Kita semua dibentuk dalam satu wadah Pramuka untuk ada dalam rasa Brotherhood dan Sisterhood yang merasa senasib dan seperjuangan dalam mengatasi berbagai masalah saat mengikuti kegiatan perkemahan di luar kota sejak dulu. Kami telah dijadikan satu keluarga besar yang erat berkat kegiatan ke-Pramukaan tersebut.
Semua ilmu yang telah kita terima dari pembina atau senior kita, ternyata sangat bermanfaat setelah kita menjadi dewasa dan harus hidup di tengah masyarakat Indonesia yang majemuk.Â
Pramuka telah membuat diri kita semua menjadi tangguh dalam menghadapi beratnya tantangan kehidupan dan krisis multi dimensi yang saat ini terjadi di tengah masyarakat kita.
Bagaimana dengan sekarang?
Jujur, sekarang saya menjadi tidak menyukai kegiatan kepramukaan karena ada beberapa hal yang sepertinya menurut pendapat saya pribadi, kegiatan Pramuka sudah terasa berbeda dari apa yang dicetuskan awal oleh Bapak Pandu sedunia, Lord Baden Powell.
Ada nuansa bahwa kegiatan Pramuka sudah 'tergiring' untuk berbagai kepentingan yang berbau politis dan sifat serta program yang ditawarkan sudah tidak menarik lagi bagi khususnya kaum generasi Milenial atau Gen Z.

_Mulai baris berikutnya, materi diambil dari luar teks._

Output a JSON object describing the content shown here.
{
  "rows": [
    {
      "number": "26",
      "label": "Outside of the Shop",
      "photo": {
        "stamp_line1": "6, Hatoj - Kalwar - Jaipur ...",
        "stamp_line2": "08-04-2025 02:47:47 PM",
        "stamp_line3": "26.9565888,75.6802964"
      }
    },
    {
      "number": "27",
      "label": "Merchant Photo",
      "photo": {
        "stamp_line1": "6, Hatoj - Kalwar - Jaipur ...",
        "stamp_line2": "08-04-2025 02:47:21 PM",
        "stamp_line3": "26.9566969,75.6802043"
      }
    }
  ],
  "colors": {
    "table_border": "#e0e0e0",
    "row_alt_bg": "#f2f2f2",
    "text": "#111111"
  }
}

Tidak heran, Mas Nadiem, menurut dugaan saya, juga mencium adanya aroma tersebut.Â
Oleh karena itu, Pramuka dikembalikan lagi sesuai dengan UU No. 10 Tahun 2010 yang menyatakan bahwa gerakan Pramuka bersifat mandiri, sukarela dan non-politis. Sejalan dengan hal tersebut, akhirnya Permendikbudristek No. 12 Tahun 2024 mengatur dan mengembalikan lagi bahwa keikutsertaan murid di sekolah dalam kegiatan ekstrakurikuler, termasuk Pramuka, harus bersifat sukarela.

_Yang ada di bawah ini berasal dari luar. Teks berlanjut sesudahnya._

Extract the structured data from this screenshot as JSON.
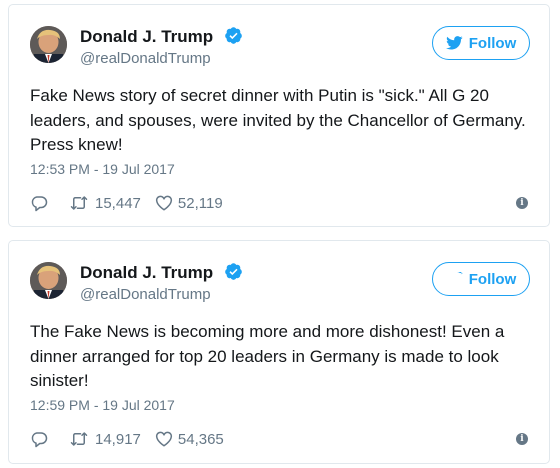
{
  "tweets": [
    {
      "name": "Donald J. Trump",
      "handle": "@realDonaldTrump",
      "follow_label": "Follow",
      "text": "Fake News story of secret dinner with Putin is \"sick.\" All G 20 leaders, and spouses, were invited by the Chancellor of Germany. Press knew!",
      "timestamp": "12:53 PM - 19 Jul 2017",
      "retweets": "15,447",
      "likes": "52,119"
    },
    {
      "name": "Donald J. Trump",
      "handle": "@realDonaldTrump",
      "follow_label": "Follow",
      "text": "The Fake News is becoming more and more dishonest! Even a dinner arranged for top 20 leaders in Germany is made to look sinister!",
      "timestamp": "12:59 PM - 19 Jul 2017",
      "retweets": "14,917",
      "likes": "54,365"
    }
  ],
  "icons": {
    "verified": "verified-badge-icon",
    "follow": "twitter-bird-icon",
    "reply": "reply-icon",
    "retweet": "retweet-icon",
    "like": "heart-icon",
    "info": "info-icon"
  },
  "colors": {
    "accent": "#1da1f2",
    "secondary_text": "#657786",
    "border": "#e1e8ed"
  }
}
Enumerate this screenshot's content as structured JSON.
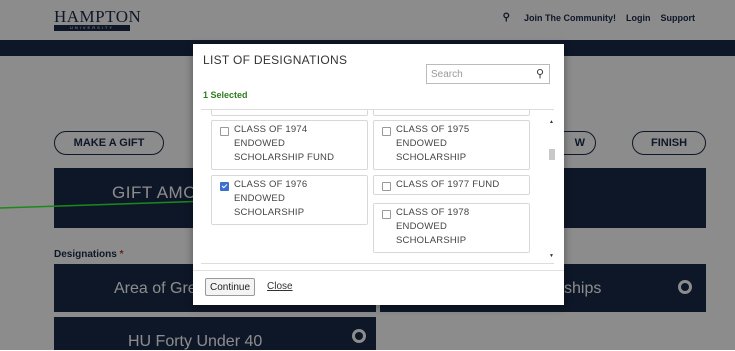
{
  "header": {
    "logo_main": "HAMPTON",
    "logo_sub": "UNIVERSITY",
    "nav": [
      "Join The Community!",
      "Login",
      "Support"
    ]
  },
  "steps": {
    "make_gift": "MAKE A GIFT",
    "review_partial": "W",
    "finish": "FINISH"
  },
  "gift_amount_partial": "GIFT AMC",
  "designations": {
    "label": "Designations",
    "required_mark": "*",
    "card_left_1": "Area of Gre",
    "card_right_1": "ships",
    "card_left_2": "HU Forty Under 40"
  },
  "modal": {
    "title": "LIST OF DESIGNATIONS",
    "search_placeholder": "Search",
    "selected_text": "1 Selected",
    "options": [
      {
        "label": "CLASS OF 1974\nENDOWED\nSCHOLARSHIP FUND",
        "checked": false
      },
      {
        "label": "CLASS OF 1975\nENDOWED\nSCHOLARSHIP",
        "checked": false
      },
      {
        "label": "CLASS OF 1976\nENDOWED\nSCHOLARSHIP",
        "checked": true
      },
      {
        "label": "CLASS OF 1977 FUND",
        "checked": false
      },
      {
        "label": "CLASS OF 1978\nENDOWED\nSCHOLARSHIP",
        "checked": false
      }
    ],
    "continue_label": "Continue",
    "close_label": "Close"
  },
  "colors": {
    "navy": "#1b2a4a",
    "selected_green": "#2e7d1f",
    "arrow_green": "#1a8a1a",
    "checkbox_blue": "#3a6fd0"
  }
}
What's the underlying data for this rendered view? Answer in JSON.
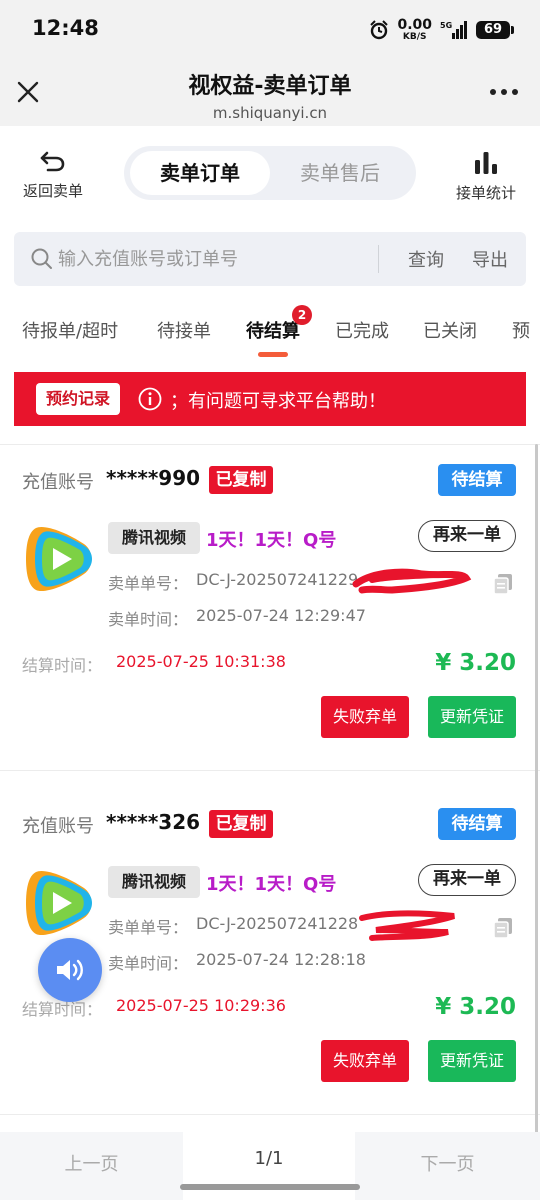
{
  "status_bar": {
    "time": "12:48",
    "net_speed_value": "0.00",
    "net_speed_unit": "KB/S",
    "network": "5G",
    "battery": "69"
  },
  "title_bar": {
    "title": "视权益-卖单订单",
    "subtitle": "m.shiquanyi.cn"
  },
  "top_actions": {
    "back_label": "返回卖单",
    "seg_active": "卖单订单",
    "seg_inactive": "卖单售后",
    "stats_label": "接单统计"
  },
  "search": {
    "placeholder": "输入充值账号或订单号",
    "search_label": "查询",
    "export_label": "导出"
  },
  "tabs": [
    {
      "label": "待报单/超时"
    },
    {
      "label": "待接单"
    },
    {
      "label": "待结算",
      "badge": "2"
    },
    {
      "label": "已完成"
    },
    {
      "label": "已关闭"
    },
    {
      "label": "预"
    }
  ],
  "notice": {
    "button": "预约记录",
    "text": "；有问题可寻求平台帮助！"
  },
  "labels": {
    "account": "充值账号",
    "copied": "已复制",
    "reorder": "再来一单",
    "order_no": "卖单单号：",
    "order_time": "卖单时间：",
    "settle_time": "结算时间：",
    "fail": "失败弃单",
    "update": "更新凭证"
  },
  "orders": [
    {
      "account": "*****990",
      "status": "待结算",
      "platform": "腾讯视频",
      "product": "1天！1天！Q号",
      "order_no": "DC-J-202507241229",
      "order_time": "2025-07-24 12:29:47",
      "settle_time": "2025-07-25 10:31:38",
      "price": "¥ 3.20"
    },
    {
      "account": "*****326",
      "status": "待结算",
      "platform": "腾讯视频",
      "product": "1天！1天！Q号",
      "order_no": "DC-J-202507241228",
      "order_time": "2025-07-24 12:28:18",
      "settle_time": "2025-07-25 10:29:36",
      "price": "¥ 3.20"
    }
  ],
  "pager": {
    "prev": "上一页",
    "current": "1/1",
    "next": "下一页"
  },
  "colors": {
    "accent_red": "#e8142c",
    "status_blue": "#2a8ff0",
    "price_green": "#1db954",
    "product_purple": "#b81cc8"
  }
}
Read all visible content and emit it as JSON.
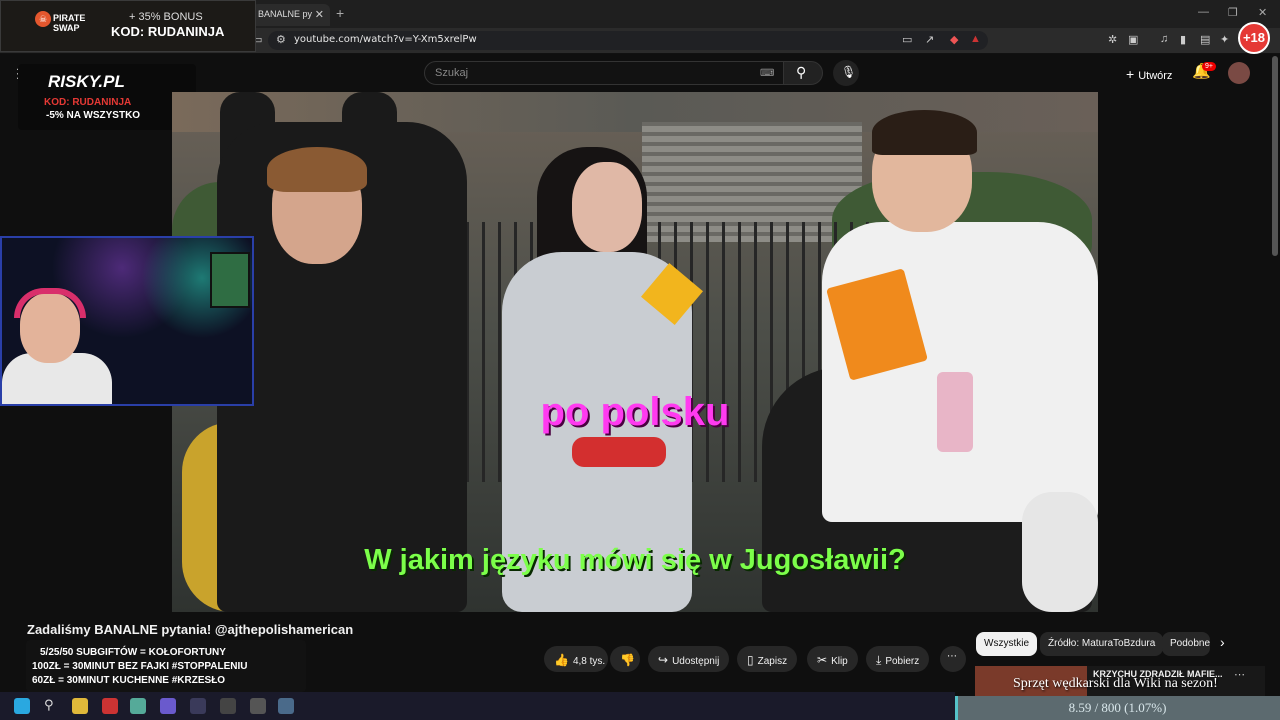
{
  "browser": {
    "tab_title": "BANALNE py",
    "url": "youtube.com/watch?v=Y-Xm5xrelPw"
  },
  "pirate_banner": {
    "logo": "PIRATE SWAP",
    "bonus": "+ 35% BONUS",
    "code": "KOD: RUDANINJA"
  },
  "risky_banner": {
    "brand": "RISKY.PL",
    "code": "KOD: RUDANINJA",
    "discount": "-5% NA WSZYSTKO"
  },
  "plus18": "+18",
  "header": {
    "search_placeholder": "Szukaj",
    "create_label": "Utwórz",
    "notif_badge": "9+"
  },
  "video": {
    "subtitle_top": "po polsku",
    "subtitle_bottom": "W jakim języku mówi się w Jugosławii?"
  },
  "video_title": "Zadaliśmy BANALNE pytania! @ajthepolishamerican",
  "actions": {
    "likes": "4,8 tys.",
    "share": "Udostępnij",
    "save": "Zapisz",
    "clip": "Klip",
    "download": "Pobierz"
  },
  "chips": [
    "Wszystkie",
    "Źródło: MaturaToBzdura",
    "Podobne"
  ],
  "related": {
    "title": "KRZYCHU ZDRADZIŁ MAFIE..."
  },
  "promo_lines": [
    "5/25/50 SUBGIFTÓW = KOŁOFORTUNY",
    "100ZŁ = 30MINUT BEZ FAJKI #STOPPALENIU",
    "60ZŁ = 30MINUT KUCHENNE #KRZESŁO"
  ],
  "stream_overlay": {
    "goal_text": "Sprzęt wędkarski dla Wiki na sezon!",
    "progress_text": "8.59 / 800 (1.07%)",
    "progress_fraction": 0.0107
  },
  "colors": {
    "subtitle_top": "#ff3af0",
    "subtitle_bottom": "#7cff4a",
    "accent_red": "#e53935"
  }
}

Saat ini, kita semua hanya bisa menunggu datangnya bulan Juli 2024, dan dari momen itu akan diketahui, seberapa banyak anak didik yang bersukarela mengikuti ekstrakurikuler Pramuka di setiap sekolah setelah dinyatakan sebagai ekstrakurikuler Pramuka tidak wajib lagi.